Remember, it is the need for 5 calendar days per week that you are justifying. Why do they need 5 days of therapy? Why can’t PT and OT occur on the same day? If the need for 5 days is not justified, Medicare Part A criteria for skilled services will not be met and the full claim coverage may be at risk.

The PPS Medicare Part A Discharge MDS that is completed at the end of the Medicare Part A stay will include the total days and minutes of therapy for each discipline, and will easily identify services provided less than 5 days per week. This may trigger a chart audit to investigate skilled coverage further, especially if the Nursing Component HIPPS Code is in a low Case Mix Group. (ie: R-Y) Having adequate documentation in place to support this therapy practice, a practice that should be the exception and not the rule, will keep you ahead of the curve.

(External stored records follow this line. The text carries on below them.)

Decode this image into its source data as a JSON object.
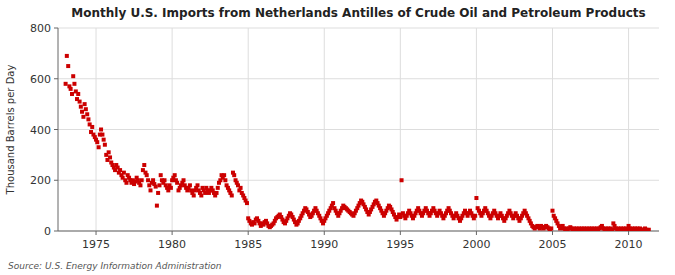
{
  "chart_data": {
    "type": "scatter",
    "title": "Monthly U.S. Imports from Netherlands Antilles of Crude Oil and Petroleum Products",
    "ylabel": "Thousand Barrels per Day",
    "annotations": [
      "Source: U.S. Energy Information Administration"
    ],
    "color": "#cc0000",
    "marker": "square",
    "grid": true,
    "xlim": [
      1972.5,
      2012.0
    ],
    "xticks": [
      1975,
      1980,
      1985,
      1990,
      1995,
      2000,
      2005,
      2010
    ],
    "ylim": [
      0,
      800
    ],
    "yticks": [
      0,
      200,
      400,
      600,
      800
    ],
    "x": [
      1973.0,
      1973.08,
      1973.17,
      1973.25,
      1973.33,
      1973.42,
      1973.5,
      1973.58,
      1973.67,
      1973.75,
      1973.83,
      1973.92,
      1974.0,
      1974.08,
      1974.17,
      1974.25,
      1974.33,
      1974.42,
      1974.5,
      1974.58,
      1974.67,
      1974.75,
      1974.83,
      1974.92,
      1975.0,
      1975.08,
      1975.17,
      1975.25,
      1975.33,
      1975.42,
      1975.5,
      1975.58,
      1975.67,
      1975.75,
      1975.83,
      1975.92,
      1976.0,
      1976.08,
      1976.17,
      1976.25,
      1976.33,
      1976.42,
      1976.5,
      1976.58,
      1976.67,
      1976.75,
      1976.83,
      1976.92,
      1977.0,
      1977.08,
      1977.17,
      1977.25,
      1977.33,
      1977.42,
      1977.5,
      1977.58,
      1977.67,
      1977.75,
      1977.83,
      1977.92,
      1978.0,
      1978.08,
      1978.17,
      1978.25,
      1978.33,
      1978.42,
      1978.5,
      1978.58,
      1978.67,
      1978.75,
      1978.83,
      1978.92,
      1979.0,
      1979.08,
      1979.17,
      1979.25,
      1979.33,
      1979.42,
      1979.5,
      1979.58,
      1979.67,
      1979.75,
      1979.83,
      1979.92,
      1980.0,
      1980.08,
      1980.17,
      1980.25,
      1980.33,
      1980.42,
      1980.5,
      1980.58,
      1980.67,
      1980.75,
      1980.83,
      1980.92,
      1981.0,
      1981.08,
      1981.17,
      1981.25,
      1981.33,
      1981.42,
      1981.5,
      1981.58,
      1981.67,
      1981.75,
      1981.83,
      1981.92,
      1982.0,
      1982.08,
      1982.17,
      1982.25,
      1982.33,
      1982.42,
      1982.5,
      1982.58,
      1982.67,
      1982.75,
      1982.83,
      1982.92,
      1983.0,
      1983.08,
      1983.17,
      1983.25,
      1983.33,
      1983.42,
      1983.5,
      1983.58,
      1983.67,
      1983.75,
      1983.83,
      1983.92,
      1984.0,
      1984.08,
      1984.17,
      1984.25,
      1984.33,
      1984.42,
      1984.5,
      1984.58,
      1984.67,
      1984.75,
      1984.83,
      1984.92,
      1985.0,
      1985.08,
      1985.17,
      1985.25,
      1985.33,
      1985.42,
      1985.5,
      1985.58,
      1985.67,
      1985.75,
      1985.83,
      1985.92,
      1986.0,
      1986.08,
      1986.17,
      1986.25,
      1986.33,
      1986.42,
      1986.5,
      1986.58,
      1986.67,
      1986.75,
      1986.83,
      1986.92,
      1987.0,
      1987.08,
      1987.17,
      1987.25,
      1987.33,
      1987.42,
      1987.5,
      1987.58,
      1987.67,
      1987.75,
      1987.83,
      1987.92,
      1988.0,
      1988.08,
      1988.17,
      1988.25,
      1988.33,
      1988.42,
      1988.5,
      1988.58,
      1988.67,
      1988.75,
      1988.83,
      1988.92,
      1989.0,
      1989.08,
      1989.17,
      1989.25,
      1989.33,
      1989.42,
      1989.5,
      1989.58,
      1989.67,
      1989.75,
      1989.83,
      1989.92,
      1990.0,
      1990.08,
      1990.17,
      1990.25,
      1990.33,
      1990.42,
      1990.5,
      1990.58,
      1990.67,
      1990.75,
      1990.83,
      1990.92,
      1991.0,
      1991.08,
      1991.17,
      1991.25,
      1991.33,
      1991.42,
      1991.5,
      1991.58,
      1991.67,
      1991.75,
      1991.83,
      1991.92,
      1992.0,
      1992.08,
      1992.17,
      1992.25,
      1992.33,
      1992.42,
      1992.5,
      1992.58,
      1992.67,
      1992.75,
      1992.83,
      1992.92,
      1993.0,
      1993.08,
      1993.17,
      1993.25,
      1993.33,
      1993.42,
      1993.5,
      1993.58,
      1993.67,
      1993.75,
      1993.83,
      1993.92,
      1994.0,
      1994.08,
      1994.17,
      1994.25,
      1994.33,
      1994.42,
      1994.5,
      1994.58,
      1994.67,
      1994.75,
      1994.83,
      1994.92,
      1995.0,
      1995.08,
      1995.17,
      1995.25,
      1995.33,
      1995.42,
      1995.5,
      1995.58,
      1995.67,
      1995.75,
      1995.83,
      1995.92,
      1996.0,
      1996.08,
      1996.17,
      1996.25,
      1996.33,
      1996.42,
      1996.5,
      1996.58,
      1996.67,
      1996.75,
      1996.83,
      1996.92,
      1997.0,
      1997.08,
      1997.17,
      1997.25,
      1997.33,
      1997.42,
      1997.5,
      1997.58,
      1997.67,
      1997.75,
      1997.83,
      1997.92,
      1998.0,
      1998.08,
      1998.17,
      1998.25,
      1998.33,
      1998.42,
      1998.5,
      1998.58,
      1998.67,
      1998.75,
      1998.83,
      1998.92,
      1999.0,
      1999.08,
      1999.17,
      1999.25,
      1999.33,
      1999.42,
      1999.5,
      1999.58,
      1999.67,
      1999.75,
      1999.83,
      1999.92,
      2000.0,
      2000.08,
      2000.17,
      2000.25,
      2000.33,
      2000.42,
      2000.5,
      2000.58,
      2000.67,
      2000.75,
      2000.83,
      2000.92,
      2001.0,
      2001.08,
      2001.17,
      2001.25,
      2001.33,
      2001.42,
      2001.5,
      2001.58,
      2001.67,
      2001.75,
      2001.83,
      2001.92,
      2002.0,
      2002.08,
      2002.17,
      2002.25,
      2002.33,
      2002.42,
      2002.5,
      2002.58,
      2002.67,
      2002.75,
      2002.83,
      2002.92,
      2003.0,
      2003.08,
      2003.17,
      2003.25,
      2003.33,
      2003.42,
      2003.5,
      2003.58,
      2003.67,
      2003.75,
      2003.83,
      2003.92,
      2004.0,
      2004.08,
      2004.17,
      2004.25,
      2004.33,
      2004.42,
      2004.5,
      2004.58,
      2004.67,
      2004.75,
      2004.83,
      2004.92,
      2005.0,
      2005.08,
      2005.17,
      2005.25,
      2005.33,
      2005.42,
      2005.5,
      2005.58,
      2005.67,
      2005.75,
      2005.83,
      2005.92,
      2006.0,
      2006.08,
      2006.17,
      2006.25,
      2006.33,
      2006.42,
      2006.5,
      2006.58,
      2006.67,
      2006.75,
      2006.83,
      2006.92,
      2007.0,
      2007.08,
      2007.17,
      2007.25,
      2007.33,
      2007.42,
      2007.5,
      2007.58,
      2007.67,
      2007.75,
      2007.83,
      2007.92,
      2008.0,
      2008.08,
      2008.17,
      2008.25,
      2008.33,
      2008.42,
      2008.5,
      2008.58,
      2008.67,
      2008.75,
      2008.83,
      2008.92,
      2009.0,
      2009.08,
      2009.17,
      2009.25,
      2009.33,
      2009.42,
      2009.5,
      2009.58,
      2009.67,
      2009.75,
      2009.83,
      2009.92,
      2010.0,
      2010.08,
      2010.17,
      2010.25,
      2010.33,
      2010.42,
      2010.5,
      2010.58,
      2010.67,
      2010.75,
      2010.83,
      2010.92,
      2011.0,
      2011.08,
      2011.17,
      2011.25,
      2011.33
    ],
    "values": [
      580,
      690,
      650,
      570,
      560,
      540,
      610,
      580,
      550,
      520,
      540,
      510,
      490,
      470,
      450,
      500,
      480,
      460,
      440,
      420,
      390,
      410,
      380,
      370,
      360,
      350,
      330,
      380,
      400,
      380,
      360,
      340,
      300,
      280,
      310,
      290,
      270,
      260,
      250,
      240,
      260,
      250,
      230,
      240,
      220,
      210,
      230,
      200,
      190,
      220,
      210,
      200,
      190,
      200,
      185,
      195,
      210,
      200,
      190,
      180,
      200,
      240,
      260,
      230,
      220,
      200,
      180,
      160,
      190,
      200,
      185,
      175,
      100,
      150,
      180,
      220,
      200,
      190,
      200,
      180,
      170,
      160,
      180,
      170,
      200,
      210,
      220,
      200,
      190,
      160,
      170,
      180,
      190,
      200,
      180,
      170,
      160,
      170,
      180,
      160,
      150,
      140,
      160,
      170,
      180,
      160,
      150,
      140,
      170,
      160,
      150,
      170,
      160,
      150,
      160,
      170,
      160,
      150,
      140,
      150,
      170,
      190,
      200,
      220,
      210,
      220,
      200,
      180,
      170,
      160,
      150,
      140,
      230,
      220,
      200,
      190,
      180,
      160,
      170,
      150,
      140,
      130,
      120,
      110,
      50,
      40,
      30,
      25,
      35,
      30,
      45,
      50,
      40,
      30,
      20,
      30,
      25,
      35,
      40,
      30,
      20,
      15,
      20,
      25,
      30,
      40,
      50,
      55,
      60,
      65,
      55,
      45,
      35,
      30,
      40,
      50,
      60,
      70,
      65,
      55,
      45,
      35,
      25,
      30,
      40,
      50,
      60,
      70,
      80,
      90,
      85,
      75,
      65,
      55,
      60,
      70,
      80,
      90,
      80,
      70,
      60,
      50,
      40,
      30,
      40,
      50,
      60,
      70,
      80,
      90,
      100,
      110,
      90,
      80,
      70,
      60,
      70,
      80,
      90,
      100,
      95,
      90,
      85,
      80,
      75,
      70,
      65,
      60,
      70,
      80,
      90,
      100,
      110,
      120,
      115,
      105,
      95,
      85,
      75,
      65,
      75,
      85,
      95,
      105,
      115,
      120,
      110,
      100,
      90,
      80,
      70,
      60,
      70,
      80,
      90,
      100,
      95,
      85,
      75,
      65,
      55,
      45,
      55,
      65,
      55,
      200,
      70,
      60,
      50,
      60,
      70,
      80,
      70,
      60,
      50,
      60,
      70,
      80,
      90,
      80,
      70,
      60,
      70,
      80,
      90,
      80,
      70,
      60,
      70,
      80,
      90,
      80,
      70,
      60,
      70,
      80,
      70,
      60,
      50,
      60,
      70,
      80,
      90,
      80,
      70,
      60,
      50,
      60,
      70,
      60,
      50,
      40,
      50,
      60,
      70,
      80,
      70,
      60,
      70,
      80,
      70,
      60,
      50,
      60,
      130,
      90,
      80,
      70,
      60,
      70,
      80,
      90,
      80,
      70,
      60,
      50,
      60,
      70,
      80,
      70,
      60,
      50,
      60,
      70,
      60,
      50,
      40,
      50,
      60,
      70,
      80,
      70,
      60,
      50,
      60,
      70,
      60,
      50,
      40,
      50,
      60,
      70,
      80,
      70,
      60,
      50,
      40,
      30,
      20,
      15,
      10,
      15,
      20,
      15,
      10,
      20,
      15,
      10,
      15,
      20,
      15,
      10,
      5,
      10,
      80,
      60,
      50,
      40,
      30,
      20,
      10,
      15,
      20,
      10,
      5,
      10,
      5,
      10,
      15,
      10,
      5,
      10,
      5,
      10,
      5,
      10,
      5,
      10,
      5,
      10,
      5,
      10,
      5,
      10,
      5,
      10,
      5,
      10,
      5,
      10,
      5,
      10,
      15,
      20,
      10,
      5,
      10,
      5,
      10,
      5,
      10,
      5,
      30,
      20,
      10,
      5,
      10,
      5,
      10,
      5,
      10,
      5,
      10,
      5,
      20,
      10,
      5,
      10,
      5,
      10,
      5,
      10,
      5,
      10,
      5,
      5,
      5,
      10,
      5,
      3,
      5
    ]
  }
}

If you have any questions, submit them to the Just Ask Q&A Forum HERE.

In Your Corner,

Dolores

Dolores Montero, PT, DPT, RAC-CT, RAC-CTA

SNF Therapy & MDS Compliance Consulting

 

4 Comments

  1. So if 1 discipline is seeing an inpatient in a SNF for 5x/wk and another for for only 3 or 4x/wk would that fall under this as well? Such as OT seeing patient for 5x/wk and PT sees pt for 3x/wk?

  2. Hi Virginia – If 1 discipline is ordered for 5 days per week, the minimum therapy frequency requirement for “skilled Part A coverage,” according to Chapter 8 of the Medicare Benefit Policy Manual, is met. Additional disciplines ordered for <5 days per week are allowed under Part A and do not impact the skilled therapy requirement, since the discipline providing 5 days of therapy per week is the one meeting the definition. It is when all disciplines are ordered for less than 5 days per week that the Manual specifies that the spread over the 5 calendar days must be based on the resident's need, and not for scheduling purposes. Hope that helps!